Ultimately, any criticism that Rukiya couldn't possibly reside in this status quo for long turns out to be the entire point of "The Elysian Kingdom."

Instead of continually delaying the matter of M'Benga wrestling with his responsibility to protect his daughter at the cost of her own freedom, this last episode steers directly into the skid and decisively brings this breaking point to the forefront. While exploring a nebula, the Enterprise becomes trapped by a sentient consciousness adrift in space (a classic "Trek" premise), gifting us with the gloriously goofy visuals of the cast playing hilariously against type — Anson Mount's Captain Pike as the cowardly chamberlain, Christina Chong's straight-laced La'an as the ditzy princess, and especially Melissa Navia's Ortegas as the fiery and loyal swordfighter. However, we eventually learn that this heightened reality is ripped straight from the fairy tale story M'Benga has been reading to his daughter, miraculously healing her of her afflictions and giving her a taste of childhood innocence.
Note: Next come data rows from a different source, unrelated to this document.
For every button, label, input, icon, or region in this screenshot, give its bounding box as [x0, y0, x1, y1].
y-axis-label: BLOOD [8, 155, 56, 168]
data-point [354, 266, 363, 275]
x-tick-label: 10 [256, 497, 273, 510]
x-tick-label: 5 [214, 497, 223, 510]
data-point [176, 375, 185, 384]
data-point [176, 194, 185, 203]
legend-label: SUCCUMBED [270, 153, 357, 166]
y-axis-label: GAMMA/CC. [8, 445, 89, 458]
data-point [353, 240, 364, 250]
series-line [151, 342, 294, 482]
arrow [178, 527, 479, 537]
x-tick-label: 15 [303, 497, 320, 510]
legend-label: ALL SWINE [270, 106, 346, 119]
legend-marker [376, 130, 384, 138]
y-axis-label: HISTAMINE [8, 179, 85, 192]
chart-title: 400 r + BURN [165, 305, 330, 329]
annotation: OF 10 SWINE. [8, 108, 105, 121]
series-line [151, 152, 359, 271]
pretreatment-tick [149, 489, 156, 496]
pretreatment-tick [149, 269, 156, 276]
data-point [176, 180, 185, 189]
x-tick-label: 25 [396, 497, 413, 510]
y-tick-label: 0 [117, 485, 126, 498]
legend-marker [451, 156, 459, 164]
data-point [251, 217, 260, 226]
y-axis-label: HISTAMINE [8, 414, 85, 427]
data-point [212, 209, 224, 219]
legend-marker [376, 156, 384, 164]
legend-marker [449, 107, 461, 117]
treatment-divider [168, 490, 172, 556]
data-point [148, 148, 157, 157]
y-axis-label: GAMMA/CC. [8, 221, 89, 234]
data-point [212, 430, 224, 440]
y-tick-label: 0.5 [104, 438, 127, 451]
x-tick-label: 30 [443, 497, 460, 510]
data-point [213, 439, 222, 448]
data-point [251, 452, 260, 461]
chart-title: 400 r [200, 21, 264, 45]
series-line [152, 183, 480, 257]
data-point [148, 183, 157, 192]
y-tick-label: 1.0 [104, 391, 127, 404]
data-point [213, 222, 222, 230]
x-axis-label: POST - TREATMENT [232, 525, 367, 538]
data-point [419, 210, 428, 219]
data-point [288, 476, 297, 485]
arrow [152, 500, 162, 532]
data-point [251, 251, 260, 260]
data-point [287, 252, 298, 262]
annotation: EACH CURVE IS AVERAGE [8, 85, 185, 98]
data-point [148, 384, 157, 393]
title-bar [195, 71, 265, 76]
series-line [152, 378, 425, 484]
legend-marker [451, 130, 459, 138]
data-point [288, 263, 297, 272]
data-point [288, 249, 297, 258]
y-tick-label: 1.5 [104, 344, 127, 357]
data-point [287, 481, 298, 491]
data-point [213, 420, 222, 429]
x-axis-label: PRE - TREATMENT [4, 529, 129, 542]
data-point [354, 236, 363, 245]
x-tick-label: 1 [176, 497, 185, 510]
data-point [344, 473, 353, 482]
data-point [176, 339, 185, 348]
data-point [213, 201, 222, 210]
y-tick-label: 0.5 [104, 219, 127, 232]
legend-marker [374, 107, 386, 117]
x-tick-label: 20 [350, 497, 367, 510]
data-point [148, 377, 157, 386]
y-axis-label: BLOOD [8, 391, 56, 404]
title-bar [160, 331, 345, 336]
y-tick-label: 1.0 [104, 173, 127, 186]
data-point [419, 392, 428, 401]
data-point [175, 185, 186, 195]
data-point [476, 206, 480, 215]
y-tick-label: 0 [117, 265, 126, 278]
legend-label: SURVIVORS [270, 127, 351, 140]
This reveal brings us inexorably to the episode's heartfelt conclusion. In short, Rukiya can't remain cooped up on the Enterprise forever, and only M'Benga can decide to let her go and live a full life out in the cosmos. When he finally accepts the impossibly difficult choice he must make, this seemingly gimmicky distraction suddenly transforms into a potent metaphor for parenthood. And at its core, this surprisingly powerful story functions as a most welcome refutation, pointedly directed towards any of us who may have considered this to be the show's shakiest subplot.

With each new episode, "Strange New Worlds" continues to reward its viewers' trust. In the end, "The Elysian Kingdom" will likely stand out as the best possible example of why this creative team deserves the benefit of the doubt.